Also known as: The Dark Page (working title)
Release Date: January 16th, 1952 (New York City premiere)
Directed by: Phil Karlson
Written by: Eugene Lind, James Poe, Ted Sherdeman
Based on: The Dark Page by Samuel Fuller
Music by: George Duning
Cast: Broderick Crawford, Donna Reed, John Derek, Rosemary DeCamp, Strother Martin (uncredited)
Edward Small Productions, Motion Picture Investors, Columbia Pictures, 82 Minutes
“Very rare items. Pictures of a dame with her mouth shut.” – Steve McCleary
Scandal Sheet is a lesser known film-noir from the classic era but that doesn’t mean that it isn’t quality.

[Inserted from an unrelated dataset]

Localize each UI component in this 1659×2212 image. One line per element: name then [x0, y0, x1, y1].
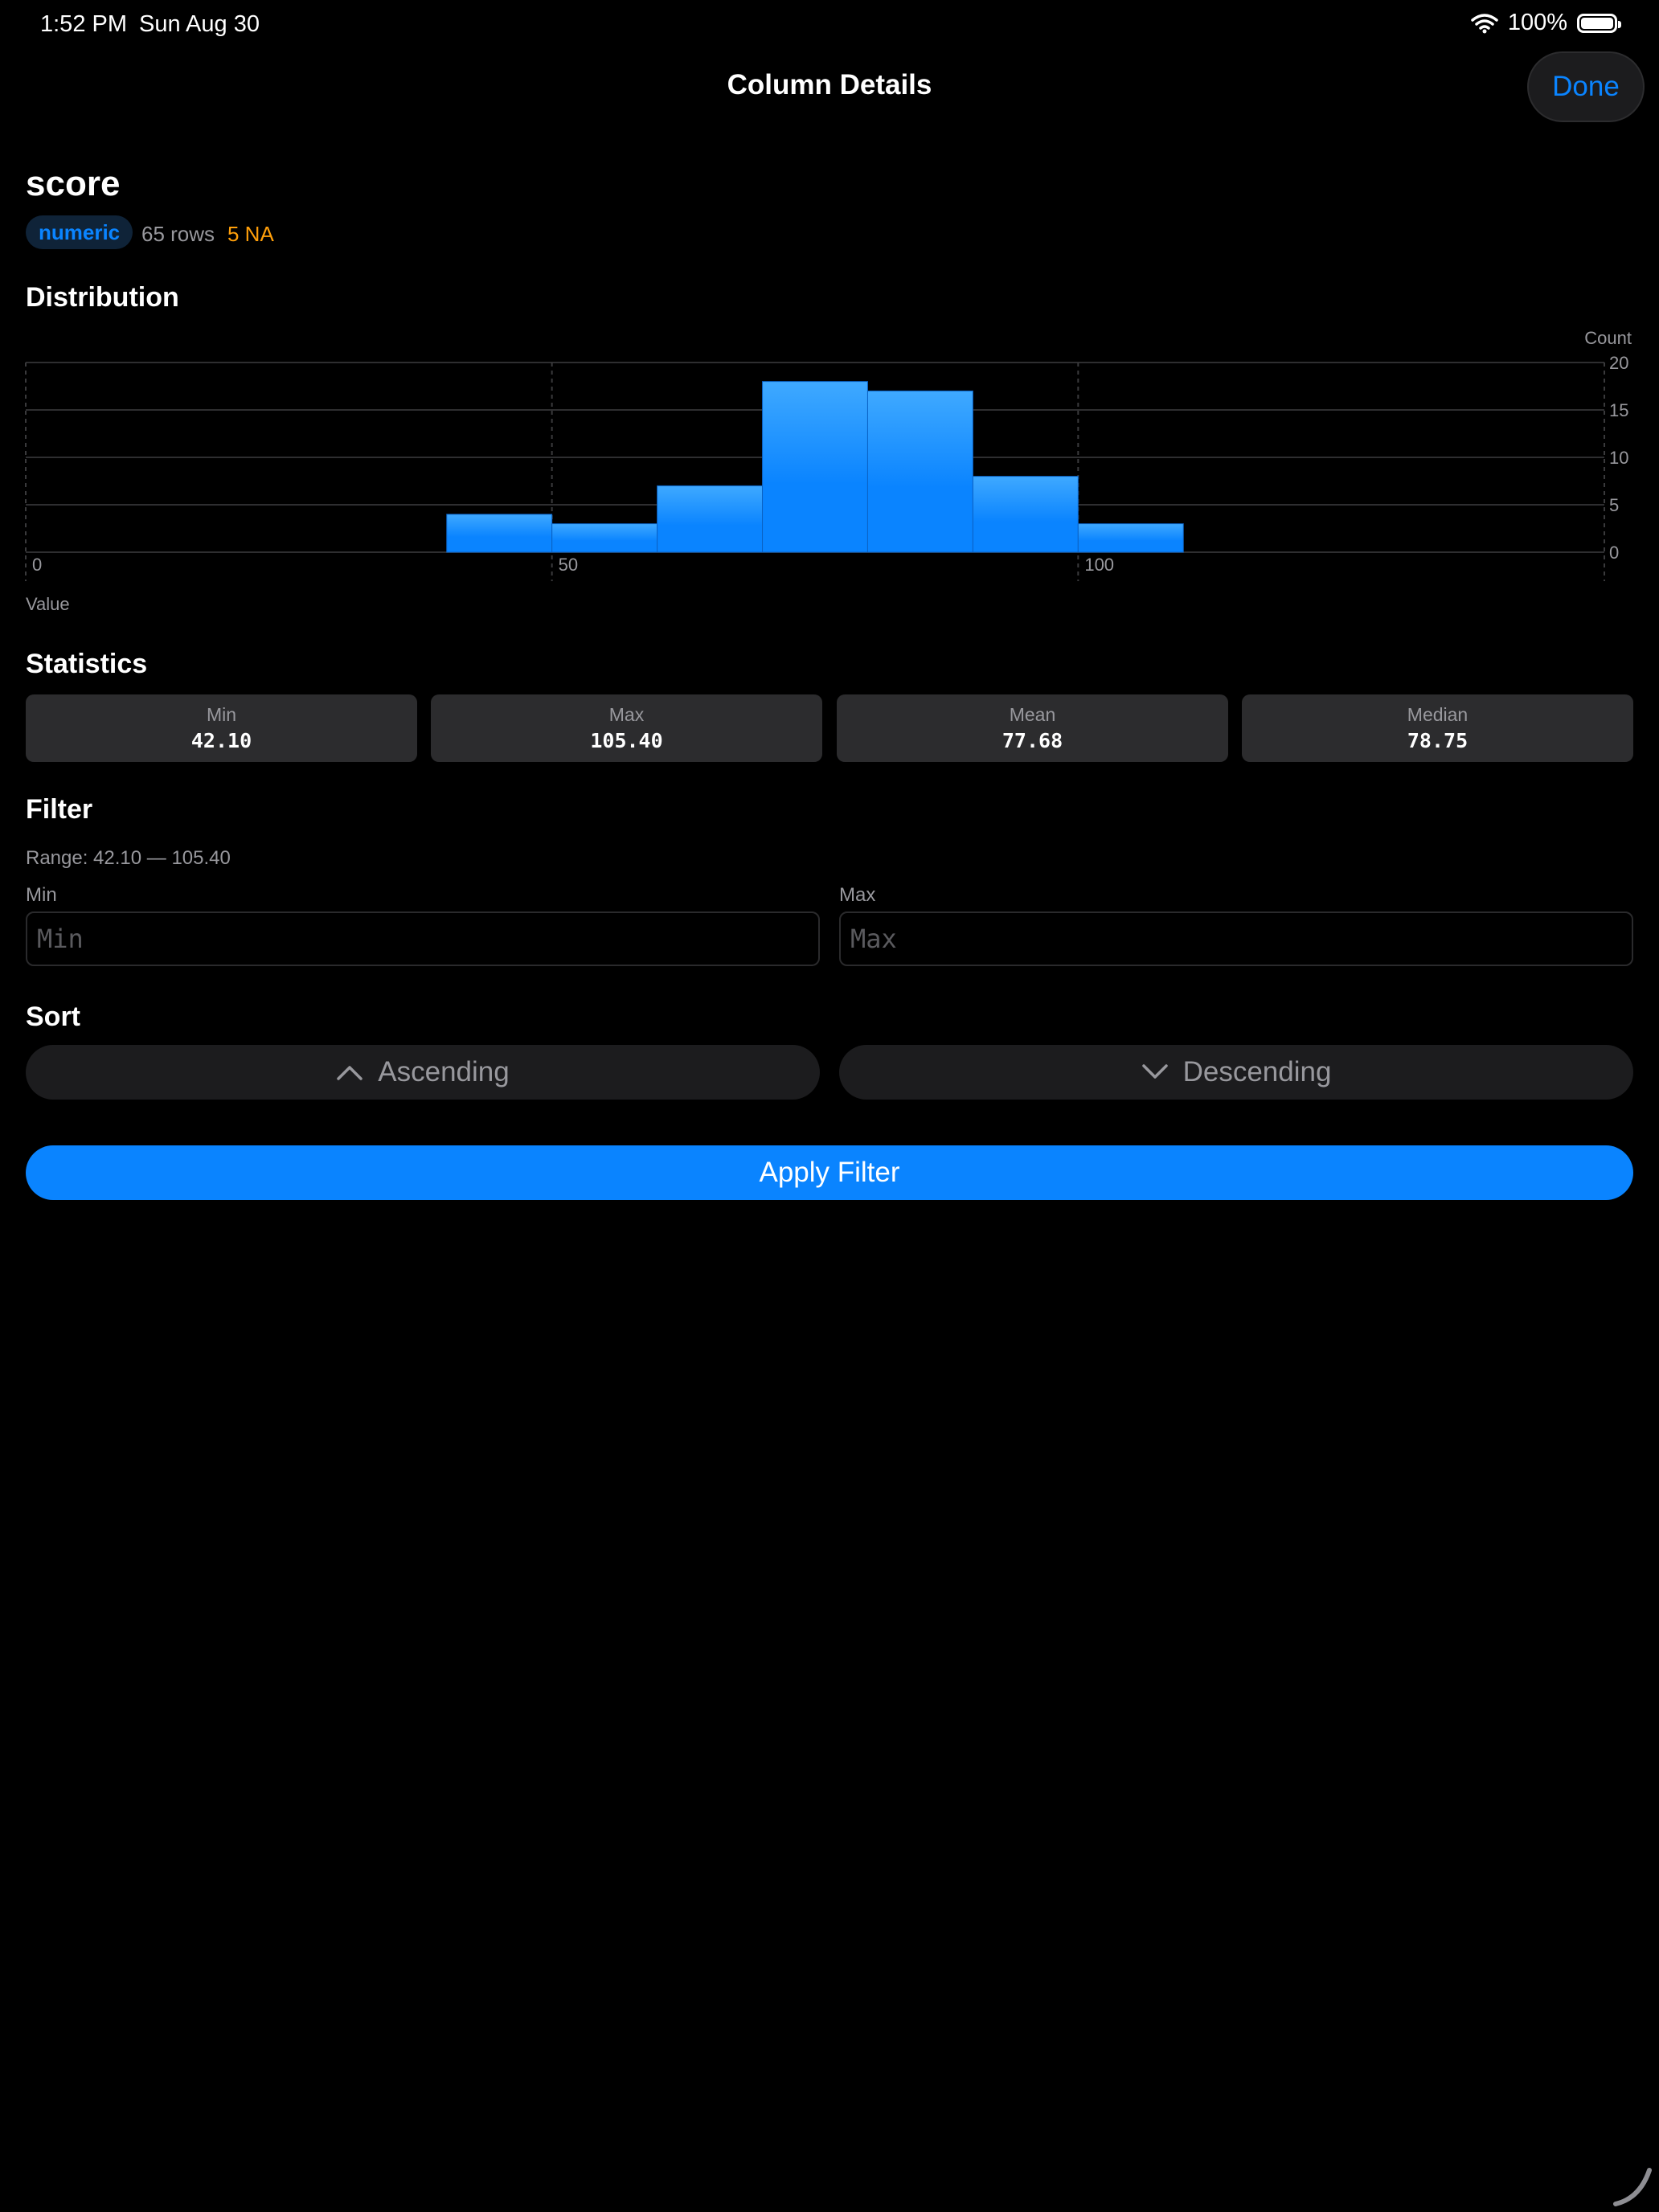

The film does start out a bit slow and I didn’t know anything about the story. But once the plot really starts to unfold, it is hard to turn away.
The story is about a newspaper man that has converted a paper into a popular tabloid. But you soon find out that this man has a past when his ex-wife shows up to confront him. This confrontation leads to the woman’s murder. The reporter that the newspaper man is mentoring decides to crack the case. As the film progresses and clues turn into evidence, the vile newspaper man has to decide between his freedom and the life of the reporter he cares for.
While the film doesn’t have the most famous cast. it does have Donna Reed. She is the shining beacon of talent amongst the group. That’s not to say that the other players aren’t capable, they certainly are, but Reed’s charisma and charm really shine through. Her presence is almost distracting looking at this through a modern lens. In 1952, however, she was in good company with veteran Broderick Crawford and John Derek, even though his career wasn’t as prolific.
This is pretty well shot and executed. However, there’s not a whole lot of visual allure that makes this stand out like some of the more famous noir pictures. It’s still a fine movie that was shot and captured pretty competently, though.
I’d say that this is definitely a better than average film-noir but it’s nowhere near the upper echelon.
Pairs well with: other lesser known but good film-noirs: Shockproof, D.O.A., Side Street and The Prowler.